Muito tem sido discutido pelos governos estaduais e federal sobre os benefícios econômicos do projeto, principalmente para setor do agronegócio, mas pouco sobre as irregularidades que rondam a obra, como no caso das violações de direitos territoriais e étnicos de povos indígenas e comunidades tradicionais da região, e sobre a potencial destruição da Floresta Amazônica.

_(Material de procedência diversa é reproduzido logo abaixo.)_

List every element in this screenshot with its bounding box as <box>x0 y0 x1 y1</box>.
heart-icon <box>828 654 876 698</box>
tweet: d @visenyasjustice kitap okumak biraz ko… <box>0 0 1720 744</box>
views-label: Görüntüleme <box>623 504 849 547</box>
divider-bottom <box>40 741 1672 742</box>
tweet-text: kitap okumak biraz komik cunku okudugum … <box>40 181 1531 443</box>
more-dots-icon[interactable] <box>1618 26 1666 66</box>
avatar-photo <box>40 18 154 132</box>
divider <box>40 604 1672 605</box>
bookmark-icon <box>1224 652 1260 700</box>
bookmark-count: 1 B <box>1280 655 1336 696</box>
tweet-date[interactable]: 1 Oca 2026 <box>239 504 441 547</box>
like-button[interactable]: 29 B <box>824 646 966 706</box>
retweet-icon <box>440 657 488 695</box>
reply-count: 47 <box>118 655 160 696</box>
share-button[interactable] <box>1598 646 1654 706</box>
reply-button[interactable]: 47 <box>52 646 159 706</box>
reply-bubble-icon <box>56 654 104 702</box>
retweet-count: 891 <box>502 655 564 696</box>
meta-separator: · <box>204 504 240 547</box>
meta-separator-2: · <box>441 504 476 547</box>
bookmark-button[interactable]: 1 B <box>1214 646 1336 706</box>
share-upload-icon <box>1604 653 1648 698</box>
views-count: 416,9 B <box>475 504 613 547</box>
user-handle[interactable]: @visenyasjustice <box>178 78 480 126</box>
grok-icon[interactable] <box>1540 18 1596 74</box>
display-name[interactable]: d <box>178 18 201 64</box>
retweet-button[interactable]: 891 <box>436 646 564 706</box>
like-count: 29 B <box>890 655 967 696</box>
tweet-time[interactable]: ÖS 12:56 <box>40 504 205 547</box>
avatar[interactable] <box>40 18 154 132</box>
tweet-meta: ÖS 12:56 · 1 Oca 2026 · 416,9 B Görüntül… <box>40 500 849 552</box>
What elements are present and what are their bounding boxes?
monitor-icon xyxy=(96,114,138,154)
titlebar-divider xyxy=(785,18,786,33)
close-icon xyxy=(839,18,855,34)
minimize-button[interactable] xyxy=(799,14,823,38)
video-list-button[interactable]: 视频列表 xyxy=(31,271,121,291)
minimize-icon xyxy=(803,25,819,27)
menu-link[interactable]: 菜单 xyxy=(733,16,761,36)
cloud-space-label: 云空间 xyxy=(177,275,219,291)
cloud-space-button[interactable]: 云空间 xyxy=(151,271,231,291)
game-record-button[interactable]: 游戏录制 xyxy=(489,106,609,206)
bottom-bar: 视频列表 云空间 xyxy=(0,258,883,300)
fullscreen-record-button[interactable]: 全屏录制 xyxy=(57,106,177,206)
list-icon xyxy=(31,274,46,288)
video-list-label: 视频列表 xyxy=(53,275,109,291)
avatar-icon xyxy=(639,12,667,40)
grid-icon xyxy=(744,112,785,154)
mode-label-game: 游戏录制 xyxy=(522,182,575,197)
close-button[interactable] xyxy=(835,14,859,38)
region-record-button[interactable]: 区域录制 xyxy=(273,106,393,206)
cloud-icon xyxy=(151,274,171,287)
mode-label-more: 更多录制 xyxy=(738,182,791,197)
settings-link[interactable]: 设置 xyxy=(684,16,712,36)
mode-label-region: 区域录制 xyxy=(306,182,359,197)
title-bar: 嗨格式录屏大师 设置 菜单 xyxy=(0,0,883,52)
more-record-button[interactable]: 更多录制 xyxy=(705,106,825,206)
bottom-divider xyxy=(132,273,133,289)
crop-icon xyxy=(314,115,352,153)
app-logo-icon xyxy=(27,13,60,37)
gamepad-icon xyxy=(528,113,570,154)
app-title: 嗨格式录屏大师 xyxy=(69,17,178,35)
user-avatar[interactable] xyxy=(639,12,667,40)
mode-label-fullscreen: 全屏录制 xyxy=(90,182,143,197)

De acordo com pesquisas, ao menos 48 áreas protegidas, entre Terras Indígenas e Unidades de Conservação, serão impactadas pela ferrovia.  

A decisão monocrática de Alexandre de Moraes, ministro-relator da ADI 6553, aconteceu no mesmo dia que a ação estava na pauta para ser julgada pelo STF e revela alguns aspectos preocupantes, principalmente para a questão socioambiental e climática brasileira.  

Primeiro que, ao decidir pela retomada e conciliação da questão, Moraes afirma “Não há dúvidas, entretanto, da importância do papel estruturante do projeto FERROGRÃO, para o escoamento da produção de milho, soja, farelo de sola, óleo de soja, fertilizantes, açúcar, etanol e derivados de petróleo”. Junto a isso, o ministro traz informações sobre como a ferrovia irá contribuir com a descarbonização.  

A controvérsia desse discurso é que o setor mais beneficiado, o agronégocio, foi o responsável por 97% da devastação de floresta no país em 2021, segundo o Mapbiomas. 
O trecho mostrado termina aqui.